Зекамерон XX века
Шрифт:
— Да ну?! Когда?
— Про «Хрустальную ночь» слыхал?….После ужина я рассказал Саше, с которым подружился, о том, чему был свидетелем в Германии в ноябре 1938 года.
Это случилось в Париже, в годовщину мюнхенского путча. Семнадцатилетний еврей Грюншпан вошел в немецкое посольство и выстрелом из только что купленного пистолета убил первого попавшегося ему навстречу сотрудника, молодого советника фон Рата. В полиции Грюншпан заявил, что хотел отомстить за то зло, которое немцы причиняют евреям.
Возмущение, которое поднялось в Германии, всячески разжигалось геббельсовской пропагандой, прессой и радио. Тело убитого повезли в Берлин в стеклянном вагоне для государственных похорон. По всему пути, начиная с границы, был выставлен почетный караул.
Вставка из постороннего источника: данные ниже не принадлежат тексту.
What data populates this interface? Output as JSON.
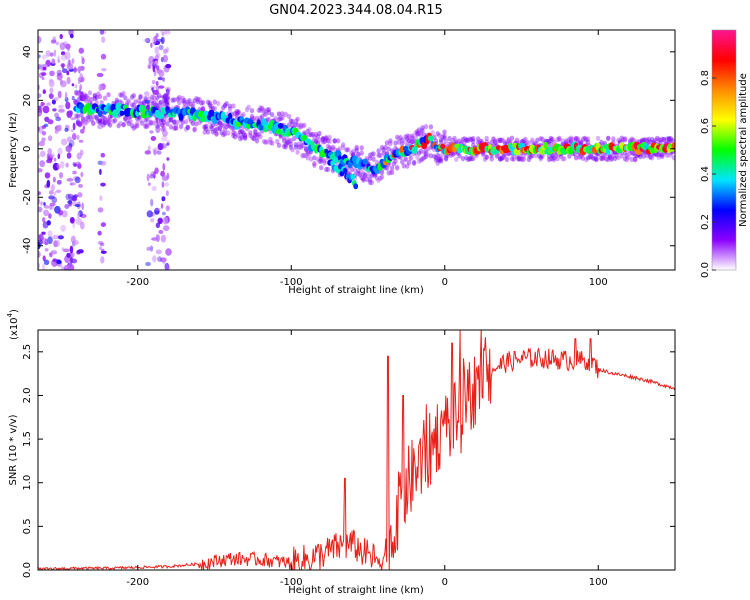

Я тогда учился в ахенском технологическом институте. Город стоял на границе с Голландией и Бельгией; у нас занимались ребята, которые на трамвае ежедневно дважды пересекали ту или иную границу. Состав студентов был крайне разнороден: скандинавы, латиноамериканцы, сербы, китайцы. Но основную массу, конечно, составляли немцы из разных уголков рейха, были и пруссаки, и тирольцы, и фольксдейче с Балкан, и из Эстонии. В быту баварцы и швабы держались особняком от пруссаков, на занятиях же и в рамках студенческого союза все смешивались.
В ту памятную ночь мы стояли в тумане под мелким нудным дождиком вдоль железнодорожного полотна и ждали поезда. Мы знали, что это была большая честь — находиться в почетном «шпалире», одними из первых на немецкой земле. Так, как мы, стояли тысячи и тысячи до самого Берлина, как и мы, хмурые, озябшие, в сапогах и форме. Церемония начиналась на первой немецкой станции, в каких-нибудь шести километрах от нас. В темноте курили, тихо разговаривали, ругались, и везде слышалось: «Евреи, евреи… погубили нашего дипломата… Геринг им задаст… сионские мудрецы… заговор всемирного юдаизма…» Было страшно, что люди говорили всерьез о таких вещах, но уже нависал результат этих разговоров над головой целого народа, ибо тут налицо не клевета в «Штюрмере» [114] , а неоспоримый факт — убийство, притом на виду у всего мира.
114
Антисемитской газете самого низкого, полупорнографического пошиба. Ее издателя, франкенфюрера Штрейхера, казнили после Нюрнбергского процесса.
Наконец показался поезд. Шел он медленно. Хороший бегун мог бы легко обогнать его. На передней части паровоза громадный флаг со свастикой, задрапированный черным крепом. Далее — два обычных пассажирских вагона и потом вагон-салон со стеклянными стенами. Ярко освещенный, он выплыл из темноты, как на море из тумана океанский лайнер, на котором происходит бал.
Мы стоим по стойке «смирно», выбрасывая правую руку вперед-вверх. Каждый десятый держит в руке зажженный факел.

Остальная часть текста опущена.